Quito.- Llegar a julio no es solo un hito en el calendario; para miles de ecuatorianos, representa el punto crítico donde la fatiga acumulada, el estrés y la falta de descanso comienzan a manifestarse como punto de inflexión. Según datos de la Organización Mundial de la Salud (OMS), los problemas de salud mental como la ansiedad y la depresión ya generan un costo global de un billón de dólares por el desgaste de la productividad. El inicio del segundo semestre marca el momento en que las promesas de bienestar de enero suelen ser reemplazadas por jornadas laborales extenuantes y el abandono de hábitos saludables.
Especialistas en bienestar integral señalan que el cuerpo humano emite señales de alerta que a menudo son normalizadas por la rutina. El insomnio, la deshidratación y la irritabilidad no son solo gajes del oficio, sino indicadores de un organismo que ha perdido su equilibrio. «De la misma forma en que las empresas realizan auditorías semestrales, las personas deben aprovechar este punto del año para examinar su salud y ajustar sus hábitos antes de que aparezca una dolencia mayor», explican expertos de Natural Vitality.
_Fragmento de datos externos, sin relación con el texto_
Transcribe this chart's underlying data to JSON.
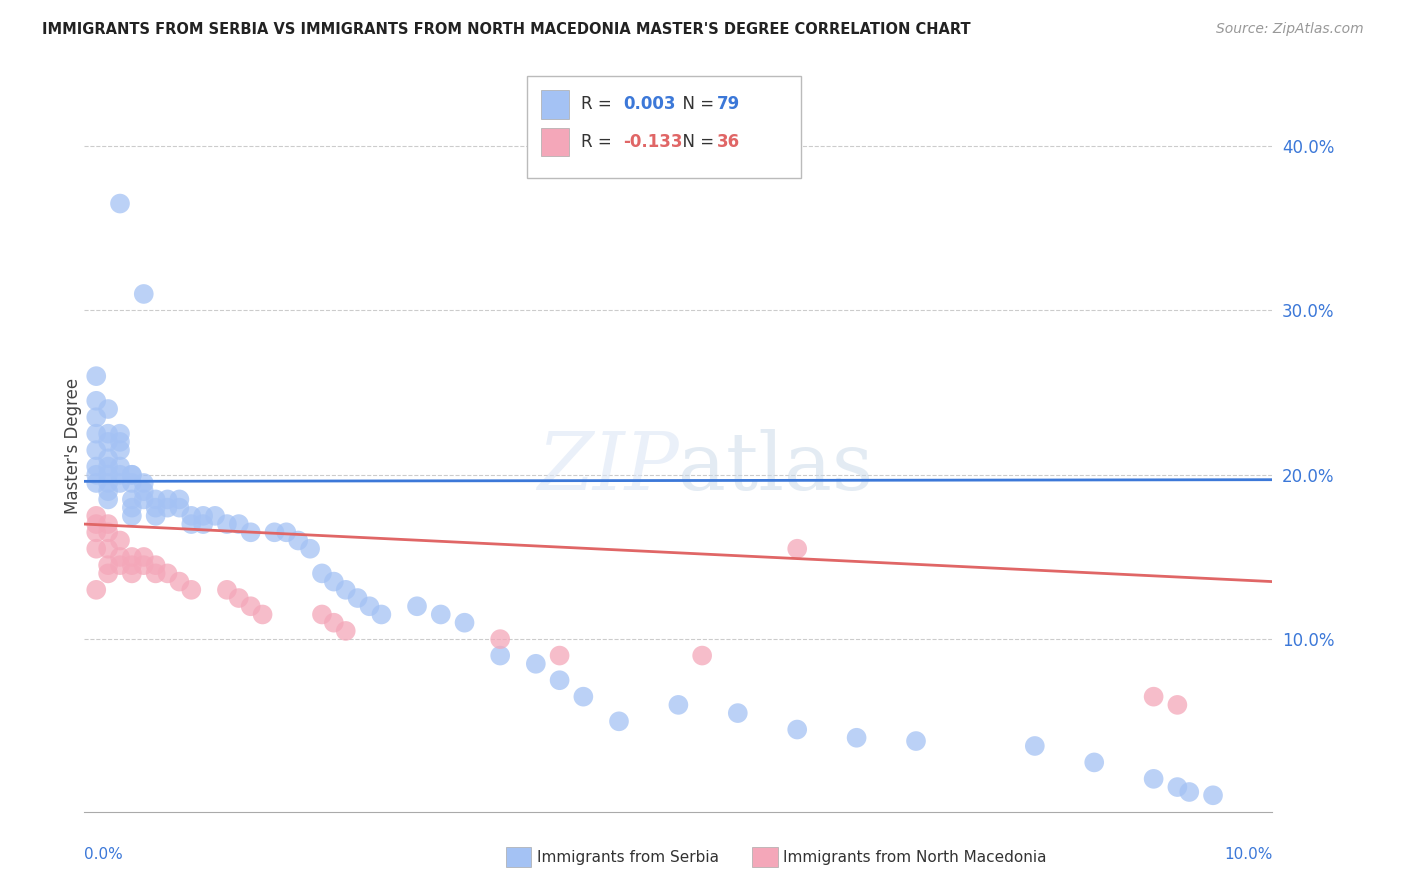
{
  "title": "IMMIGRANTS FROM SERBIA VS IMMIGRANTS FROM NORTH MACEDONIA MASTER'S DEGREE CORRELATION CHART",
  "source": "Source: ZipAtlas.com",
  "ylabel": "Master's Degree",
  "serbia_color": "#a4c2f4",
  "macedonia_color": "#f4a7b9",
  "serbia_line_color": "#3c78d8",
  "macedonia_line_color": "#e06666",
  "xlim": [
    0.0,
    0.1
  ],
  "ylim": [
    -0.005,
    0.44
  ],
  "ytick_vals": [
    0.1,
    0.2,
    0.3,
    0.4
  ],
  "ytick_labels": [
    "10.0%",
    "20.0%",
    "30.0%",
    "40.0%"
  ],
  "watermark_text": "ZIPatlas",
  "serbia_x": [
    0.003,
    0.005,
    0.001,
    0.001,
    0.001,
    0.001,
    0.001,
    0.001,
    0.001,
    0.001,
    0.002,
    0.002,
    0.002,
    0.002,
    0.002,
    0.002,
    0.002,
    0.002,
    0.002,
    0.003,
    0.003,
    0.003,
    0.003,
    0.003,
    0.003,
    0.004,
    0.004,
    0.004,
    0.004,
    0.004,
    0.004,
    0.005,
    0.005,
    0.005,
    0.006,
    0.006,
    0.006,
    0.007,
    0.007,
    0.008,
    0.008,
    0.009,
    0.009,
    0.01,
    0.01,
    0.011,
    0.012,
    0.013,
    0.014,
    0.016,
    0.017,
    0.018,
    0.019,
    0.02,
    0.021,
    0.022,
    0.023,
    0.024,
    0.025,
    0.028,
    0.03,
    0.032,
    0.035,
    0.038,
    0.04,
    0.042,
    0.045,
    0.05,
    0.055,
    0.06,
    0.065,
    0.07,
    0.08,
    0.085,
    0.09,
    0.092,
    0.093,
    0.095
  ],
  "serbia_y": [
    0.365,
    0.31,
    0.26,
    0.245,
    0.235,
    0.225,
    0.215,
    0.205,
    0.2,
    0.195,
    0.24,
    0.225,
    0.22,
    0.21,
    0.205,
    0.2,
    0.195,
    0.19,
    0.185,
    0.225,
    0.22,
    0.215,
    0.205,
    0.2,
    0.195,
    0.2,
    0.2,
    0.195,
    0.185,
    0.18,
    0.175,
    0.195,
    0.19,
    0.185,
    0.185,
    0.18,
    0.175,
    0.185,
    0.18,
    0.185,
    0.18,
    0.175,
    0.17,
    0.175,
    0.17,
    0.175,
    0.17,
    0.17,
    0.165,
    0.165,
    0.165,
    0.16,
    0.155,
    0.14,
    0.135,
    0.13,
    0.125,
    0.12,
    0.115,
    0.12,
    0.115,
    0.11,
    0.09,
    0.085,
    0.075,
    0.065,
    0.05,
    0.06,
    0.055,
    0.045,
    0.04,
    0.038,
    0.035,
    0.025,
    0.015,
    0.01,
    0.007,
    0.005
  ],
  "mace_x": [
    0.001,
    0.001,
    0.001,
    0.001,
    0.001,
    0.002,
    0.002,
    0.002,
    0.002,
    0.002,
    0.003,
    0.003,
    0.003,
    0.004,
    0.004,
    0.004,
    0.005,
    0.005,
    0.006,
    0.006,
    0.007,
    0.008,
    0.009,
    0.012,
    0.013,
    0.014,
    0.015,
    0.02,
    0.021,
    0.022,
    0.035,
    0.04,
    0.052,
    0.06,
    0.09,
    0.092
  ],
  "mace_y": [
    0.175,
    0.17,
    0.165,
    0.155,
    0.13,
    0.17,
    0.165,
    0.155,
    0.145,
    0.14,
    0.16,
    0.15,
    0.145,
    0.15,
    0.145,
    0.14,
    0.15,
    0.145,
    0.145,
    0.14,
    0.14,
    0.135,
    0.13,
    0.13,
    0.125,
    0.12,
    0.115,
    0.115,
    0.11,
    0.105,
    0.1,
    0.09,
    0.09,
    0.155,
    0.065,
    0.06
  ],
  "serbia_line_x": [
    0.0,
    0.1
  ],
  "serbia_line_y": [
    0.196,
    0.197
  ],
  "mace_line_x": [
    0.0,
    0.1
  ],
  "mace_line_y": [
    0.17,
    0.135
  ]
}
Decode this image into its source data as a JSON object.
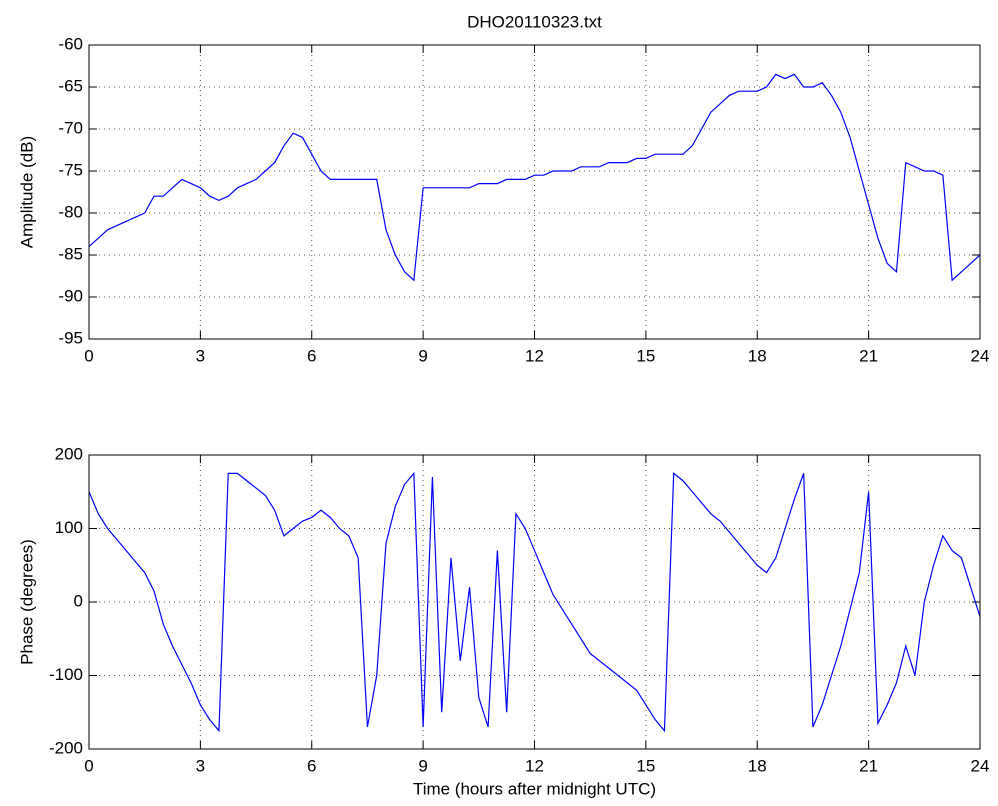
{
  "chart_data": [
    {
      "type": "line",
      "title": "DHO20110323.txt",
      "ylabel": "Amplitude (dB)",
      "x": [
        0,
        0.25,
        0.5,
        0.75,
        1,
        1.25,
        1.5,
        1.75,
        2,
        2.25,
        2.5,
        2.75,
        3,
        3.25,
        3.5,
        3.75,
        4,
        4.25,
        4.5,
        4.75,
        5,
        5.25,
        5.5,
        5.75,
        6,
        6.25,
        6.5,
        6.75,
        7,
        7.25,
        7.5,
        7.75,
        8,
        8.25,
        8.5,
        8.75,
        9,
        9.25,
        9.5,
        9.75,
        10,
        10.25,
        10.5,
        10.75,
        11,
        11.25,
        11.5,
        11.75,
        12,
        12.25,
        12.5,
        12.75,
        13,
        13.25,
        13.5,
        13.75,
        14,
        14.25,
        14.5,
        14.75,
        15,
        15.25,
        15.5,
        15.75,
        16,
        16.25,
        16.5,
        16.75,
        17,
        17.25,
        17.5,
        17.75,
        18,
        18.25,
        18.5,
        18.75,
        19,
        19.25,
        19.5,
        19.75,
        20,
        20.25,
        20.5,
        20.75,
        21,
        21.25,
        21.5,
        21.75,
        22,
        22.25,
        22.5,
        22.75,
        23,
        23.25,
        23.5,
        23.75,
        24
      ],
      "values": [
        -84,
        -83,
        -82,
        -81.5,
        -81,
        -80.5,
        -80,
        -78,
        -78,
        -77,
        -76,
        -76.5,
        -77,
        -78,
        -78.5,
        -78,
        -77,
        -76.5,
        -76,
        -75,
        -74,
        -72,
        -70.5,
        -71,
        -73,
        -75,
        -76,
        -76,
        -76,
        -76,
        -76,
        -76,
        -82,
        -85,
        -87,
        -88,
        -77,
        -77,
        -77,
        -77,
        -77,
        -77,
        -76.5,
        -76.5,
        -76.5,
        -76,
        -76,
        -76,
        -75.5,
        -75.5,
        -75,
        -75,
        -75,
        -74.5,
        -74.5,
        -74.5,
        -74,
        -74,
        -74,
        -73.5,
        -73.5,
        -73,
        -73,
        -73,
        -73,
        -72,
        -70,
        -68,
        -67,
        -66,
        -65.5,
        -65.5,
        -65.5,
        -65,
        -63.5,
        -64,
        -63.5,
        -65,
        -65,
        -64.5,
        -66,
        -68,
        -71,
        -75,
        -79,
        -83,
        -86,
        -87,
        -74,
        -74.5,
        -75,
        -75,
        -75.5,
        -88,
        -87,
        -86,
        -85
      ],
      "color": "#0000ff",
      "xlim": [
        0,
        24
      ],
      "xticks": [
        0,
        3,
        6,
        9,
        12,
        15,
        18,
        21,
        24
      ],
      "ylim": [
        -95,
        -60
      ],
      "yticks": [
        -95,
        -90,
        -85,
        -80,
        -75,
        -70,
        -65,
        -60
      ],
      "grid": true
    },
    {
      "type": "line",
      "ylabel": "Phase (degrees)",
      "xlabel": "Time (hours after midnight UTC)",
      "x": [
        0,
        0.25,
        0.5,
        0.75,
        1,
        1.25,
        1.5,
        1.75,
        2,
        2.25,
        2.5,
        2.75,
        3,
        3.25,
        3.5,
        3.75,
        4,
        4.25,
        4.5,
        4.75,
        5,
        5.25,
        5.5,
        5.75,
        6,
        6.25,
        6.5,
        6.75,
        7,
        7.25,
        7.5,
        7.75,
        8,
        8.25,
        8.5,
        8.75,
        9,
        9.25,
        9.5,
        9.75,
        10,
        10.25,
        10.5,
        10.75,
        11,
        11.25,
        11.5,
        11.75,
        12,
        12.25,
        12.5,
        12.75,
        13,
        13.25,
        13.5,
        13.75,
        14,
        14.25,
        14.5,
        14.75,
        15,
        15.25,
        15.5,
        15.75,
        16,
        16.25,
        16.5,
        16.75,
        17,
        17.25,
        17.5,
        17.75,
        18,
        18.25,
        18.5,
        18.75,
        19,
        19.25,
        19.5,
        19.75,
        20,
        20.25,
        20.5,
        20.75,
        21,
        21.25,
        21.5,
        21.75,
        22,
        22.25,
        22.5,
        22.75,
        23,
        23.25,
        23.5,
        23.75,
        24
      ],
      "values": [
        150,
        120,
        100,
        85,
        70,
        55,
        40,
        15,
        -30,
        -60,
        -85,
        -110,
        -140,
        -160,
        -175,
        175,
        175,
        165,
        155,
        145,
        125,
        90,
        100,
        110,
        115,
        125,
        115,
        100,
        90,
        60,
        -170,
        -100,
        80,
        130,
        160,
        175,
        -170,
        170,
        -150,
        60,
        -80,
        20,
        -130,
        -170,
        70,
        -150,
        120,
        100,
        70,
        40,
        10,
        -10,
        -30,
        -50,
        -70,
        -80,
        -90,
        -100,
        -110,
        -120,
        -140,
        -160,
        -175,
        175,
        165,
        150,
        135,
        120,
        110,
        95,
        80,
        65,
        50,
        40,
        60,
        100,
        140,
        175,
        -170,
        -140,
        -100,
        -60,
        -10,
        40,
        150,
        -165,
        -140,
        -110,
        -60,
        -100,
        0,
        50,
        90,
        70,
        60,
        20,
        -20
      ],
      "color": "#0000ff",
      "xlim": [
        0,
        24
      ],
      "xticks": [
        0,
        3,
        6,
        9,
        12,
        15,
        18,
        21,
        24
      ],
      "ylim": [
        -200,
        200
      ],
      "yticks": [
        -200,
        -100,
        0,
        100,
        200
      ],
      "grid": true
    }
  ]
}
Aun así, los profesionales alertan que no todas las personas necesitan las mismas estrategias exactas para recuperar su estado de bienestar. En ciertos casos, además de adoptar hábitos saludables, podría ser aconsejable llevar a cabo una revisión médica. Esto permitiría identificar necesidades muy específicas y así poder diseñar un plan de atención que esté hecho a medida para cada persona.
Desde hace casi treinta años, los especialistas de Natural Vitality promueven una visión del bienestar centrada en la prevención, la orientación profesional y el acompañamiento personalizado. Como parte de este compromiso, cada uno de sus locales ofrece asesoría médica gratuita e individualizada, permitiendo que cada persona reciba recomendaciones acordes con sus necesidades. A lo largo de esta trayectoria, han observado que factores como el estrés, la mala calidad del sueño y los hábitos poco saludables son cada vez más frecuentes entre quienes buscan mejorar su calidad de vida, lo que refuerza la importancia de un enfoque integral para el cuidado de la salud.
En un mundo donde es común que el cansancio se acepte como un aspecto más de la rutina diaria, hay un llamado importante para que las personas se detengan, preste atención a las señales que su cuerpo y comprendan que el bienestar no surge de soluciones rápidas. Más bien, es el resultado de pequeños hábitos diarios que nos llevan a un estado de tranquilidad, salud y bienestar.